As a member of your target audience, I'd suggest focusing on the discussion side since that's where you likely to be able to add value. Finance professionals already have content professionally curated and ranked by the various paid news services - Reuters, Bloomberg TOP, READ (ranked by views) etc., but there is no discussion there.
I'm also a member of your target audience. Change the name to something else from "Financier News" && "Bored Banker". Site looks good - have bookmarked.
That is true: I was going for a funny and short name that's easy to remember, but I realize now how boredBanker comes across as lazy and not conducive to interesting discussions.
EDIT: I am currently considering changing the domain (and the title)
BoredBanker is an excellent name - memorable, amusing & not overly long. There's already enough dry, grey, "serious" content associated with this industry - having an offbeat and slightly subversive name will be part of your appeal.
People who tell you they won't use the site because of the name are being disingenuous - if the quality of news & discussion is good enough they'll come.
Exactly, Windows "Vista", the "Xbox", the "Wii", the "iPad".. and more were all ridiculed as stupid names early on but all became serious brands. You couldn't move online for jokes about the "iPad" being a female hygiene product for a while around the launch..
Bored banker here. I think it's a great name. It shows that even though a lot of people look at the finance world as high-energy and lucrative, in reality it's a bunch of overly-confident young guns looking at spreadsheets all day. I felt like the domain was calling my name..
If hackernews was called "bored programmer" I would be reminded I was bored every time I visited. From a marketing standpoint, sounding cool and compelling is a thousand times more important than being literal and accurate.
My first reactions to:
"Hacker News" = "Whoa, hackers! This is what hackers read!"
"Bored hacker" = "What kind of hacker is bored? I want to go where the cool up-to-date hackers are."
"Bored programmer" = "Man, fuck those guys."

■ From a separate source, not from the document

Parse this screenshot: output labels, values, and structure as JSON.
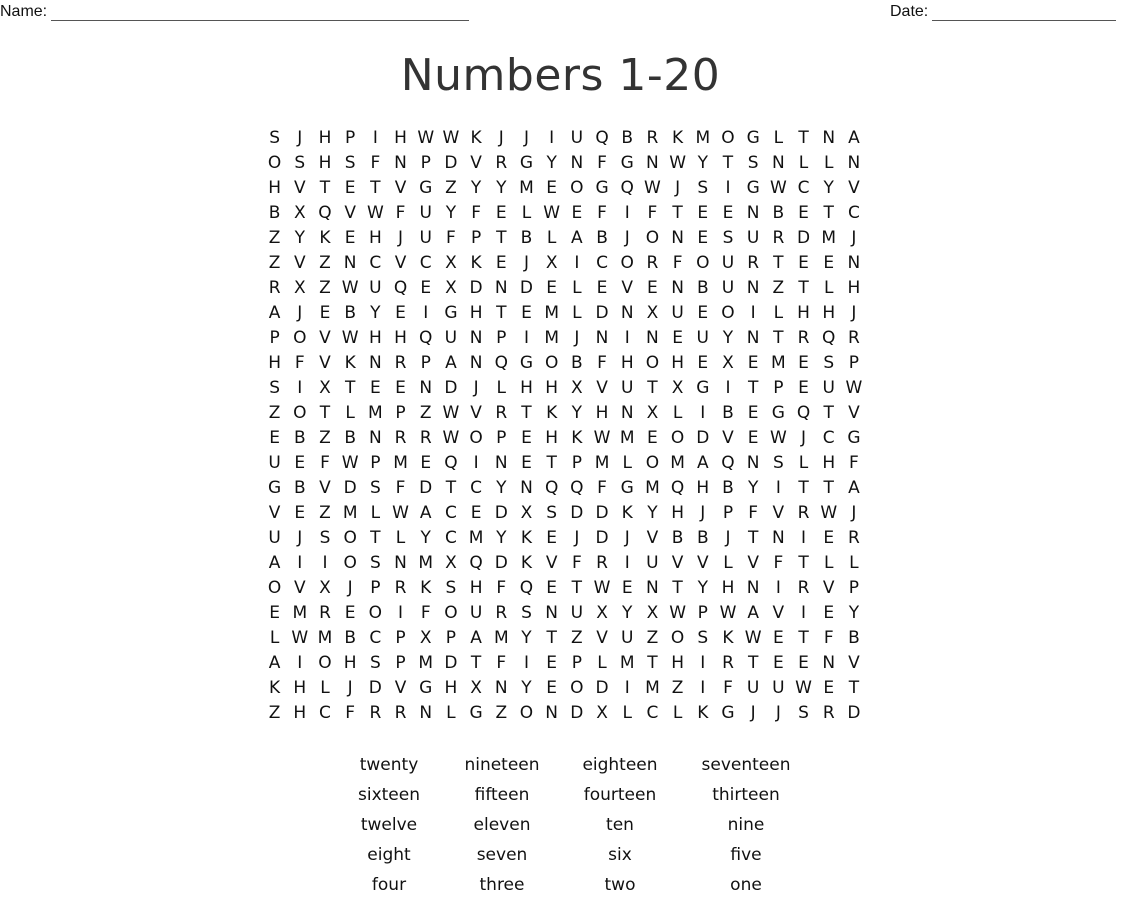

I think name matters less than you think. Otherwise sites with names like "google", "yahoo" or "reddit" could never make it. If it's good, they will come, whatever the name is (within reason, of course).
Hosting something like this would be very cheap. A $40 a month VPS could handle it for a while and if it outgrows that then it will be worth something.

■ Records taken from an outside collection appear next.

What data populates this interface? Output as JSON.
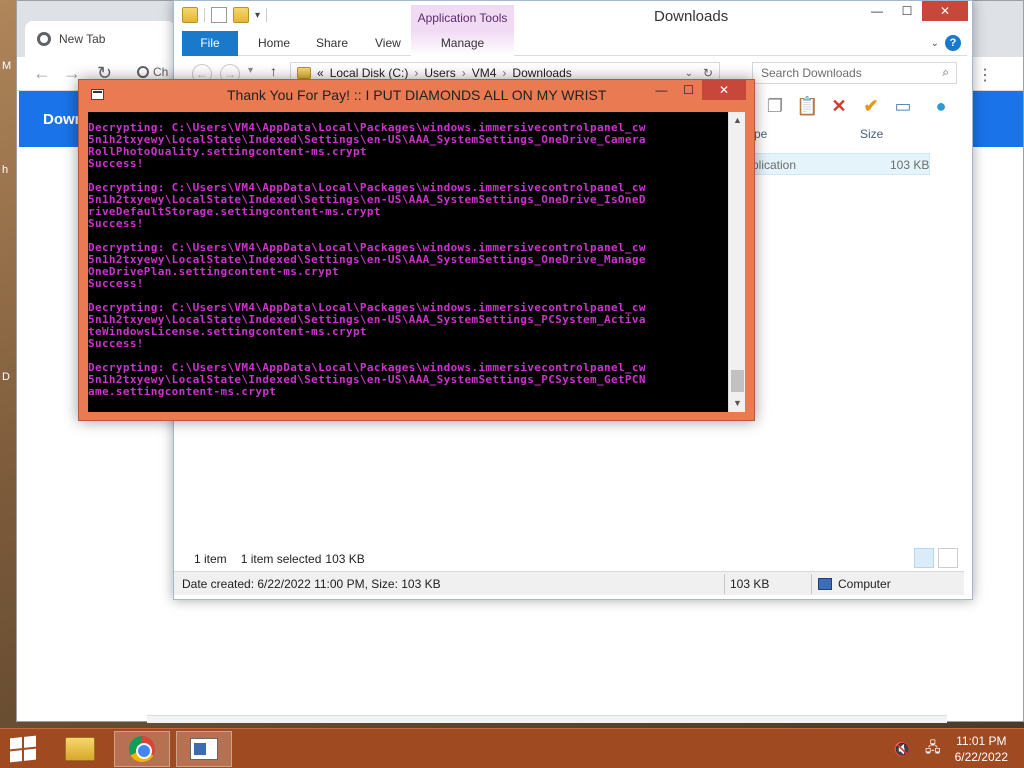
{
  "desktop": {
    "labels": [
      "M",
      "h",
      "D"
    ]
  },
  "chrome": {
    "tab_title": "New Tab",
    "omnibox_partial": "Ch",
    "banner_partial": "Down"
  },
  "explorer": {
    "title": "Downloads",
    "context_tab": "Application Tools",
    "tabs": {
      "file": "File",
      "home": "Home",
      "share": "Share",
      "view": "View",
      "manage": "Manage"
    },
    "path": {
      "overflow": "«",
      "crumbs": [
        "Local Disk (C:)",
        "Users",
        "VM4",
        "Downloads"
      ]
    },
    "search_placeholder": "Search Downloads",
    "columns": {
      "type": "pe",
      "size": "Size"
    },
    "row": {
      "type": "plication",
      "size": "103 KB"
    },
    "status": {
      "count": "1 item",
      "selected": "1 item selected",
      "size": "103 KB"
    },
    "info": {
      "details": "Date created: 6/22/2022 11:00 PM, Size: 103 KB",
      "size": "103 KB",
      "location": "Computer"
    }
  },
  "console": {
    "title": "Thank You For Pay! :: I PUT DIAMONDS ALL ON MY WRIST",
    "blocks": [
      [
        "Decrypting: C:\\Users\\VM4\\AppData\\Local\\Packages\\windows.immersivecontrolpanel_cw",
        "5n1h2txyewy\\LocalState\\Indexed\\Settings\\en-US\\AAA_SystemSettings_OneDrive_Camera",
        "RollPhotoQuality.settingcontent-ms.crypt",
        "Success!"
      ],
      [
        "Decrypting: C:\\Users\\VM4\\AppData\\Local\\Packages\\windows.immersivecontrolpanel_cw",
        "5n1h2txyewy\\LocalState\\Indexed\\Settings\\en-US\\AAA_SystemSettings_OneDrive_IsOneD",
        "riveDefaultStorage.settingcontent-ms.crypt",
        "Success!"
      ],
      [
        "Decrypting: C:\\Users\\VM4\\AppData\\Local\\Packages\\windows.immersivecontrolpanel_cw",
        "5n1h2txyewy\\LocalState\\Indexed\\Settings\\en-US\\AAA_SystemSettings_OneDrive_Manage",
        "OneDrivePlan.settingcontent-ms.crypt",
        "Success!"
      ],
      [
        "Decrypting: C:\\Users\\VM4\\AppData\\Local\\Packages\\windows.immersivecontrolpanel_cw",
        "5n1h2txyewy\\LocalState\\Indexed\\Settings\\en-US\\AAA_SystemSettings_PCSystem_Activa",
        "teWindowsLicense.settingcontent-ms.crypt",
        "Success!"
      ],
      [
        "Decrypting: C:\\Users\\VM4\\AppData\\Local\\Packages\\windows.immersivecontrolpanel_cw",
        "5n1h2txyewy\\LocalState\\Indexed\\Settings\\en-US\\AAA_SystemSettings_PCSystem_GetPCN",
        "ame.settingcontent-ms.crypt"
      ]
    ]
  },
  "taskbar": {
    "time": "11:01 PM",
    "date": "6/22/2022"
  },
  "colors": {
    "console_text": "#cc33cc",
    "console_frame": "#e97a52",
    "taskbar": "#a04a22",
    "ribbon_file": "#1979ca"
  }
}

Hey! Awesome job. Can you please tell me how I can do this, albeit for the natural resource and conservation sector (which really needs disrupting)? Is there some off-the-peg software that I can use?
If you'd like to add a full-text search feature, Searchify.com would be happy to power it for free, to get you started. It's a pretty simple search API, and it gives you lots of control over ranking results (you can combine upvotes with text relevancy, for example). I'm the founder, feel free to contact me chris at searchify.com.
Awesome. It seems like there are very few comments. Have you considered advertising on economics forums? Grad students tend to like posting on sites like this, an HN has a very good format.
The scarcity of comments is explained away by the fact that the website has been made public only very recently.
But thank you, yours is a good suggestion
This is cool, and I hope it catches on. Despite its flaws and quirks I think HN has something nice going on in terms of the overall submission and discussion quality, and I don't think it should be restricted to just 'hackers' (or startup founders, software engineers, enthusiasts, etc). Just like how there's a whole ecosystem of Stack Exchange sites for a variety of interests, maybe there should be more HN-like sites as well, fulfilling a cultural role that (e.g.) subreddits alone can't. Plus, the software (minus some of the ranking algorithms) is out there already for anyone to use.
Stack Exchange is an interesting example. they have a complex nomination and incubation system in place to figure out what sub sites to add. this ensures that they only sites when is a proven community to jump in.
They have a very mature software stack that relies on a complex point system to automate curation. HN is much more of a one-man show
I highly suggest you curate the quality of your posts, users and comments. Perhaps, even at the expense of potential users. I think reddit is a prime example of how badly quality can deteriorate. I know there's no metric for 'good' vs 'bad' comments we can appeal to but I think we can all understand that all the 'true' subreddits[1] denote the fact that once you get far enough on the adoption curve[2] quality will start to suffer as I contend occurred on slashdot, followed by digg, subsequently reddit, and now HN. It will deteriorate into Eternal September[3] -- filled with one line quips and memes. I don't want to make any value judgments on this specific community but I'd like to say I miss the edw519s.
Good examples of communities that have managed to maintain quality well are /r/askhistorians and lobste.rs. Ask Historians managed to do it by ruling with an iron fist. Lobste.rs by heavily curating which members are able to join. Another interesting example of retaining long term quality is visible in private torrent sites- many of which employ both an invite system and strict rules.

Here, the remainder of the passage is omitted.